The numbers back it up. The server networking business inside Dell jumped 58% in the past year and then another 69% in the last quarter alone, according to Michael.

Growth has been fueled by large language models that now stretch beyond text into multimodal and multi-agent systems, each one pulling more power from chips and infrastructure. That hunger is what keeps orders flowing.

Dell expands sales with Nvidia chips and big customers

Michael explained that the company’s AI servers are powered by Nvidia’s Blackwell Ultra chips.Those machines are then sold to heavy hitters like CoreWeave, a cloud service provider, and xAI, the startup run by Elon Musk.The stock market reacted quickly to this boom.

Dell shares rose more than 3% on Tuesday, right after the company raised its long-term growth outlook in front of analysts.

Michael lifted the company’s expected annual revenue growth to a range of 7% to 9%, up from the earlier 3% to 4% forecast.Diluted earnings per share are now expected to grow 15%, almost double the 8% previously targeted.

This followed strong second-quarter earnings in August. Looking further ahead, Michael said the company plans to ship $20 billion worth of AI servers in fiscal 2026, which is double last year’s figure.

But while sales are exploding, there’s a problem no one can ignore: power.

“It’s the clear constraint that we hear about from our customers, including OpenAI,” Michael said. “Many customers, in fact, will tell us, ‘Well, don’t deliver it until this day because we won’t have power in the building to support it.’”

Power supply questions loom over AI buildout

The scale of these projects is staggering. In September, OpenAI announced a partnership with Nvidia to build at least 10 gigawatts of data centers.

That equals the annual energy use of about 8 million U.S. households, based on analysis from CNBC using data from the Energy Information Administration. The largest tech names (Microsoft, Google, and Amazon) have also committed billions of dollars to new AI facilities.

Michael pointed out that while Dell can design servers to be as energy-efficient as possible, the reality is that these new projects will consume staggering amounts of electricity.

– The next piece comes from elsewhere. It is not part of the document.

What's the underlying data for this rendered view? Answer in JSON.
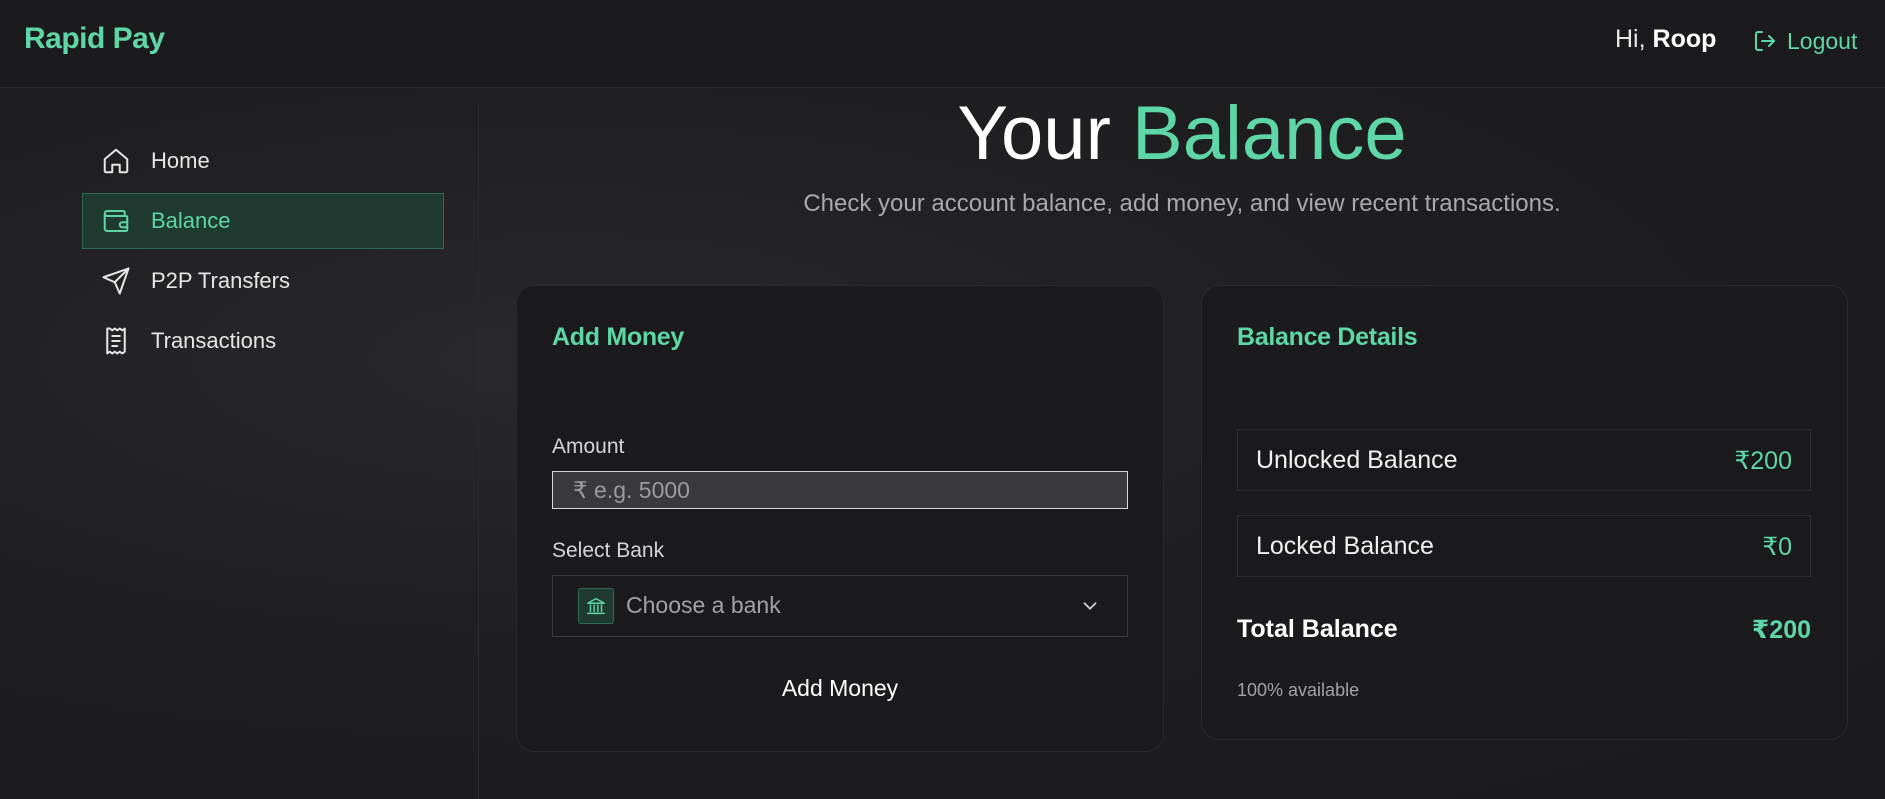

The concern is whether that energy even exists yet. Government data shows the U.S. grid is expected to add 63 gigawatts of capacity in 2025. The 10 gigawatts linked to OpenAI and Nvidia would eat up almost 16% of that total increase.

“At the end of the day, if you’re going to generate tens of trillions of tokens, and you’re going to create intelligence and drive the economy forward, you’re going to need computing power and energy,” Michael said.